Abuelo, cuéntame un siglo. Añoranzas de chinampero
Don Chivo, cultivador de flores
En agosto de 1999 la Secretaría de Desarrollo Social convocó al concurso Abuelo, cuéntame un siglo, narrativa para la «juventud prolongada» (mayores de sesenta años). El 10 de diciembre pasado fueron entregados los premios en la explanada de actos de la Sedesol Coyoacán y, entre ellos, un xochimilca de San Luis Tlaxialtemalco obtuvo mención honorífrica entre más de 600 narraciones en el Distrito Federal.
Añoranzas de un chinampero es de la autoría de don Silvano Cabello Pérez, de 79 años de edad, una esposa, una hija, un hijo, cuatro nietos y dos bisnietos. El señor Cabello toca música religiosa en el órgano de la iglesia de Santa Cruz Acalpixcan; además de ser cultivador de flores… y poeta lírico (Rodolfo Cordero López)

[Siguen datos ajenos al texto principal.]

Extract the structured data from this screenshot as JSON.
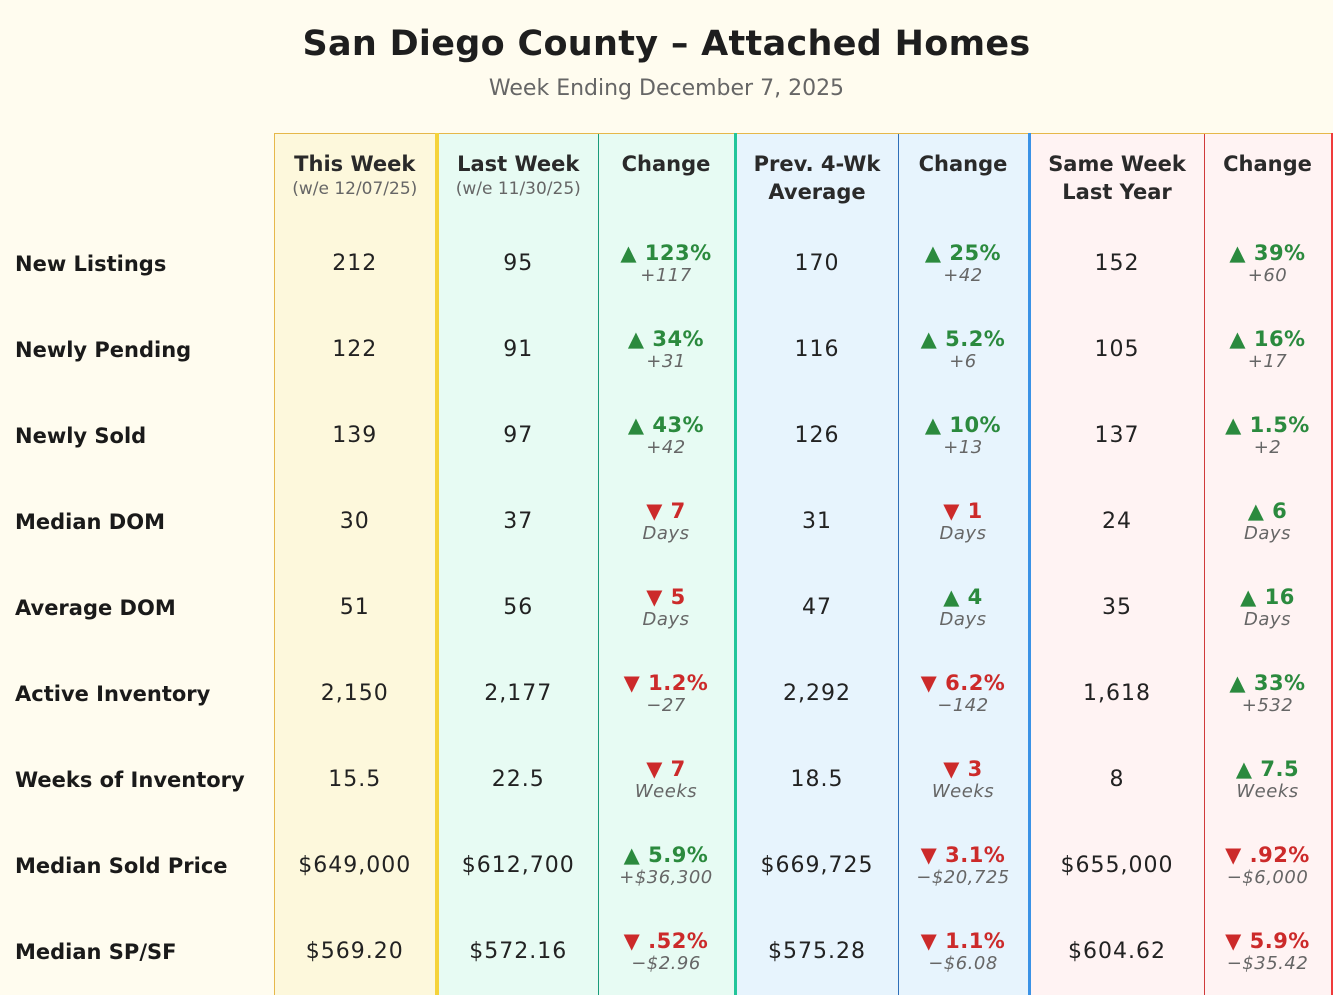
{
  "title": "San Diego County – Attached Homes",
  "subtitle": "Week Ending December 7, 2025",
  "colors": {
    "up": "#2b8a3e",
    "down": "#cc2a2a",
    "this_week": "#f5d33a",
    "last_week": "#22c59a",
    "avg": "#3a92e6",
    "last_year": "#ef3b3b"
  },
  "columns": [
    {
      "title": "This Week",
      "sub": "(w/e 12/07/25)"
    },
    {
      "title": "Last Week",
      "sub": "(w/e 11/30/25)"
    },
    {
      "title": "Change",
      "sub": ""
    },
    {
      "title": "Prev. 4-Wk Average",
      "sub": ""
    },
    {
      "title": "Change",
      "sub": ""
    },
    {
      "title": "Same Week Last Year",
      "sub": ""
    },
    {
      "title": "Change",
      "sub": ""
    }
  ],
  "rows": [
    {
      "label": "New Listings",
      "this_week": "212",
      "last_week": "95",
      "chg1": {
        "dir": "up",
        "pct": "▲ 123%",
        "diff": "+117"
      },
      "avg4": "170",
      "chg2": {
        "dir": "up",
        "pct": "▲ 25%",
        "diff": "+42"
      },
      "last_year": "152",
      "chg3": {
        "dir": "up",
        "pct": "▲ 39%",
        "diff": "+60"
      }
    },
    {
      "label": "Newly Pending",
      "this_week": "122",
      "last_week": "91",
      "chg1": {
        "dir": "up",
        "pct": "▲ 34%",
        "diff": "+31"
      },
      "avg4": "116",
      "chg2": {
        "dir": "up",
        "pct": "▲ 5.2%",
        "diff": "+6"
      },
      "last_year": "105",
      "chg3": {
        "dir": "up",
        "pct": "▲ 16%",
        "diff": "+17"
      }
    },
    {
      "label": "Newly Sold",
      "this_week": "139",
      "last_week": "97",
      "chg1": {
        "dir": "up",
        "pct": "▲ 43%",
        "diff": "+42"
      },
      "avg4": "126",
      "chg2": {
        "dir": "up",
        "pct": "▲ 10%",
        "diff": "+13"
      },
      "last_year": "137",
      "chg3": {
        "dir": "up",
        "pct": "▲ 1.5%",
        "diff": "+2"
      }
    },
    {
      "label": "Median DOM",
      "this_week": "30",
      "last_week": "37",
      "chg1": {
        "dir": "down",
        "pct": "▼ 7",
        "diff": "Days"
      },
      "avg4": "31",
      "chg2": {
        "dir": "down",
        "pct": "▼ 1",
        "diff": "Days"
      },
      "last_year": "24",
      "chg3": {
        "dir": "up",
        "pct": "▲ 6",
        "diff": "Days"
      }
    },
    {
      "label": "Average DOM",
      "this_week": "51",
      "last_week": "56",
      "chg1": {
        "dir": "down",
        "pct": "▼ 5",
        "diff": "Days"
      },
      "avg4": "47",
      "chg2": {
        "dir": "up",
        "pct": "▲ 4",
        "diff": "Days"
      },
      "last_year": "35",
      "chg3": {
        "dir": "up",
        "pct": "▲ 16",
        "diff": "Days"
      }
    },
    {
      "label": "Active Inventory",
      "this_week": "2,150",
      "last_week": "2,177",
      "chg1": {
        "dir": "down",
        "pct": "▼ 1.2%",
        "diff": "−27"
      },
      "avg4": "2,292",
      "chg2": {
        "dir": "down",
        "pct": "▼ 6.2%",
        "diff": "−142"
      },
      "last_year": "1,618",
      "chg3": {
        "dir": "up",
        "pct": "▲ 33%",
        "diff": "+532"
      }
    },
    {
      "label": "Weeks of Inventory",
      "this_week": "15.5",
      "last_week": "22.5",
      "chg1": {
        "dir": "down",
        "pct": "▼ 7",
        "diff": "Weeks"
      },
      "avg4": "18.5",
      "chg2": {
        "dir": "down",
        "pct": "▼ 3",
        "diff": "Weeks"
      },
      "last_year": "8",
      "chg3": {
        "dir": "up",
        "pct": "▲ 7.5",
        "diff": "Weeks"
      }
    },
    {
      "label": "Median Sold Price",
      "this_week": "$649,000",
      "last_week": "$612,700",
      "chg1": {
        "dir": "up",
        "pct": "▲ 5.9%",
        "diff": "+$36,300"
      },
      "avg4": "$669,725",
      "chg2": {
        "dir": "down",
        "pct": "▼ 3.1%",
        "diff": "−$20,725"
      },
      "last_year": "$655,000",
      "chg3": {
        "dir": "down",
        "pct": "▼ .92%",
        "diff": "−$6,000"
      }
    },
    {
      "label": "Median SP/SF",
      "this_week": "$569.20",
      "last_week": "$572.16",
      "chg1": {
        "dir": "down",
        "pct": "▼ .52%",
        "diff": "−$2.96"
      },
      "avg4": "$575.28",
      "chg2": {
        "dir": "down",
        "pct": "▼ 1.1%",
        "diff": "−$6.08"
      },
      "last_year": "$604.62",
      "chg3": {
        "dir": "down",
        "pct": "▼ 5.9%",
        "diff": "−$35.42"
      }
    }
  ]
}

Añoranzas de un chinampero
(Siglo veinte)
Por Silvano Cabello Pérez | Nosotros, Núm. 24 | Enero-febrero 2000
Primera de tres partes
Soy el Chivo, mi suelo natal es la zona chinampera del Distrito federal, que la Unesco ha declarado últimamente Patrimonio Cultural de la Humanidad.
Siempre he radicado en este hermoso lugar entre jirones de tierra rodeados por canales como cinturones plateados, cubiertos de hortalizas, cuyo verdor esmeralda se rompe con la policromía de tantas flores de riquísima fragancia que satura el ambiente campesino.
Está por terminar el siglo XX y a la vez empezar el tercer milenio.
¡Cuántos recuerdos, alegrías, sinsabores y ardientes deseos de un mundo mejor!
Año de 1999, se acerca el verano, es un día soleado de los últimos de esta primavera; las rutinarias labores en la chinampa me esperan, Fernando de 12 años y David de 11, dos muchachos que son mis bisnietos, se obstinan en hacerme compañía; por sus tareas escolares y además inquietos me muestro negativo, más a su insistencia con voz suplicante, los acepto.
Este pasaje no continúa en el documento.